If you haven’t heard about the flooding in Thailand, here’s a link you should check out.

I’ve got a student from Thailand whose family was affected by the flooding.  They lost everything.  Tonight, after class, she asked me, “How can my family lose everything in one day?”  Because of her visa, she can’t go back home, not that she has a home to go back to.  My heart breaks for her.  I can’t even imagine what it must be like to be separated from your family at a time like this.  And to have to focus on classes when your mind is clearly thousands of miles away.

She told me how frustrated she was that she can’t do anything.  I find myself feeling pretty frustrated too.  I wish I could do something for her, but I can’t.  I have to keep teaching because there aren’t any floods here, because the other students aren’t dealing with the loss of their homes and concern for their families.

So, I guess I’m wondering what to do with a student who, quite understandably, isn’t exactly going to be on top of her game in class.  How do I, as a concerned human being, show my support while still, as a teacher, maintaining my academic expectations for her?  Has anyone written a book on what to do when someone’s world falls apart?  Will anyone share that book with me, please?

4 thoughts on “What do you do with students in crisis?

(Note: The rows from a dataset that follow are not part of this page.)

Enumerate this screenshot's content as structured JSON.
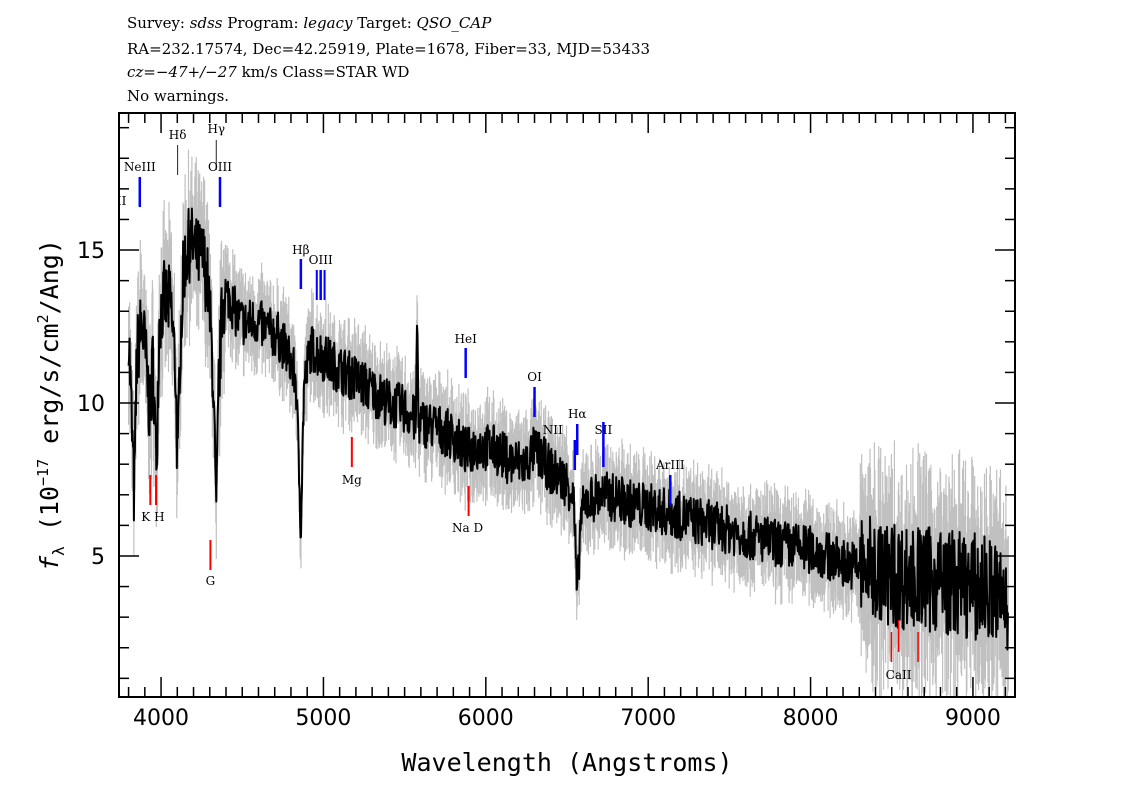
{
  "header": {
    "line1": {
      "survey_label": "Survey:",
      "survey": "sdss",
      "program_label": "Program:",
      "program": "legacy",
      "target_label": "Target:",
      "target": "QSO_CAP"
    },
    "line2": "RA=232.17574, Dec=42.25919, Plate=1678, Fiber=33, MJD=53433",
    "line3": {
      "cz": "cz=−47+/−27",
      "rest": " km/s Class=STAR WD"
    },
    "line4": "No warnings."
  },
  "chart_data": {
    "type": "line",
    "xlabel": "Wavelength (Angstroms)",
    "ylabel": {
      "f": "f",
      "sub": "λ",
      "pre": " (10",
      "exp": "−17",
      "mid": " erg/s/cm",
      "exp2": "2",
      "post": "/Ang)"
    },
    "xlim": [
      3741,
      9259
    ],
    "ylim": [
      0.39,
      19.48
    ],
    "xticks": [
      "4000",
      "5000",
      "6000",
      "7000",
      "8000",
      "9000"
    ],
    "yticks": [
      "5",
      "10",
      "15"
    ],
    "colors": {
      "flux": "#000000",
      "error_band": "#c0c0c0",
      "emission": "#0000ff",
      "absorption": "#ff0000"
    },
    "spectrum": [
      [
        3800,
        12.5
      ],
      [
        3835,
        6.8
      ],
      [
        3850,
        11.5
      ],
      [
        3880,
        12.6
      ],
      [
        3900,
        11.8
      ],
      [
        3934,
        9.5
      ],
      [
        3950,
        11.5
      ],
      [
        3970,
        7.9
      ],
      [
        3990,
        12.8
      ],
      [
        4020,
        13.4
      ],
      [
        4060,
        13.2
      ],
      [
        4090,
        11.0
      ],
      [
        4102,
        7.5
      ],
      [
        4115,
        11.5
      ],
      [
        4140,
        14.5
      ],
      [
        4180,
        15.3
      ],
      [
        4220,
        14.8
      ],
      [
        4260,
        14.7
      ],
      [
        4290,
        13.8
      ],
      [
        4320,
        11.0
      ],
      [
        4340,
        6.0
      ],
      [
        4355,
        10.5
      ],
      [
        4380,
        13.4
      ],
      [
        4420,
        13.5
      ],
      [
        4470,
        12.8
      ],
      [
        4520,
        12.6
      ],
      [
        4580,
        12.7
      ],
      [
        4650,
        12.4
      ],
      [
        4720,
        12.2
      ],
      [
        4780,
        11.6
      ],
      [
        4830,
        10.8
      ],
      [
        4861,
        6.0
      ],
      [
        4880,
        10.5
      ],
      [
        4920,
        11.8
      ],
      [
        5000,
        11.5
      ],
      [
        5100,
        11.1
      ],
      [
        5200,
        10.8
      ],
      [
        5300,
        10.4
      ],
      [
        5400,
        10.0
      ],
      [
        5500,
        9.8
      ],
      [
        5570,
        9.4
      ],
      [
        5577,
        13.2
      ],
      [
        5585,
        9.4
      ],
      [
        5700,
        9.2
      ],
      [
        5800,
        8.9
      ],
      [
        5880,
        8.4
      ],
      [
        5950,
        8.6
      ],
      [
        6050,
        8.5
      ],
      [
        6150,
        8.1
      ],
      [
        6250,
        8.0
      ],
      [
        6300,
        8.5
      ],
      [
        6400,
        7.8
      ],
      [
        6500,
        7.4
      ],
      [
        6540,
        7.0
      ],
      [
        6563,
        3.5
      ],
      [
        6585,
        6.3
      ],
      [
        6620,
        6.8
      ],
      [
        6700,
        7.0
      ],
      [
        6800,
        6.9
      ],
      [
        6900,
        6.7
      ],
      [
        7000,
        6.6
      ],
      [
        7200,
        6.3
      ],
      [
        7400,
        6.0
      ],
      [
        7600,
        5.7
      ],
      [
        7800,
        5.4
      ],
      [
        8000,
        5.2
      ],
      [
        8200,
        4.8
      ],
      [
        8400,
        4.5
      ],
      [
        8600,
        4.3
      ],
      [
        8800,
        4.2
      ],
      [
        9000,
        4.0
      ],
      [
        9100,
        3.9
      ],
      [
        9200,
        3.5
      ],
      [
        9220,
        2.8
      ]
    ],
    "emission_lines": [
      {
        "name": "OII",
        "wave": 3727
      },
      {
        "name": "NeIII",
        "wave": 3869
      },
      {
        "name": "Hδ",
        "wave": 4102
      },
      {
        "name": "Hγ",
        "wave": 4340
      },
      {
        "name": "OIII",
        "wave": 4363
      },
      {
        "name": "Hβ",
        "wave": 4861
      },
      {
        "name": "OIII",
        "wave": 4983
      },
      {
        "name": "HeI",
        "wave": 5876
      },
      {
        "name": "OI",
        "wave": 6300
      },
      {
        "name": "NII",
        "wave": 6548
      },
      {
        "name": "Hα",
        "wave": 6563
      },
      {
        "name": "SII",
        "wave": 6724
      },
      {
        "name": "ArIII",
        "wave": 7136
      }
    ],
    "absorption_lines": [
      {
        "name": "K H",
        "wave": 3950
      },
      {
        "name": "G",
        "wave": 4304
      },
      {
        "name": "Mg",
        "wave": 5175
      },
      {
        "name": "Na D",
        "wave": 5894
      },
      {
        "name": "CaII",
        "wave": 8542
      }
    ]
  }
}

  1. I can’t believe I waiting so long before sending a reply to your important note.
    I have several suggestions, but mostly I want to put you in touch with experts. First, please
    check this information about my friend and colleague, Mary (Masha) Giles, and tell me
    if you want me to give you her contact information via e-mail.
    Second, I know someone who is on the ground in Thailand and perhaps
    they can help your student by providing information about her family’s
    well-being or the general situation there.
    Jidapa Promruang – Communicative Language Teaching
    Jidapa Promruang has a BA in Education and is completing her MA thesis in TESOL at Srinkarinwirot University. She taught in government and bilingual schools for five years, and then worked as a co trainer to Dave Hopkins at TEFL International for six years. Most recently she has been a culture & language coordinator for Peace Corps, and a Senior Teacher of Thai and English for Burmese refugees at UNHCR in Bangkok.
    Again, I can put you in touch with this person immediately if you want to contact her.
    I believe it is important to put your student in touch with support services on campus and in the surrounding community.
    I am sure you are already doing a lot.
    I wonder if some of her assignments could be handled with alternatives that allow her to investigate resources to help herself and her family.
    -Robb Scott

  2. Thanks so much for the comment and all the helpful information. I know my student has been able to contact her family, so she knows that they are safe (but homeless). I will check with her and our administrators here to see if there’s anything she needs, and I’ll let you know.

    • Sorry I’m just now replying. Things are going well. She’s been in touch with her family, and it appears they now have a place to stay. She’s still struggling, but she can communicate with her family, and that’s been making a difference. Thanks for checking up.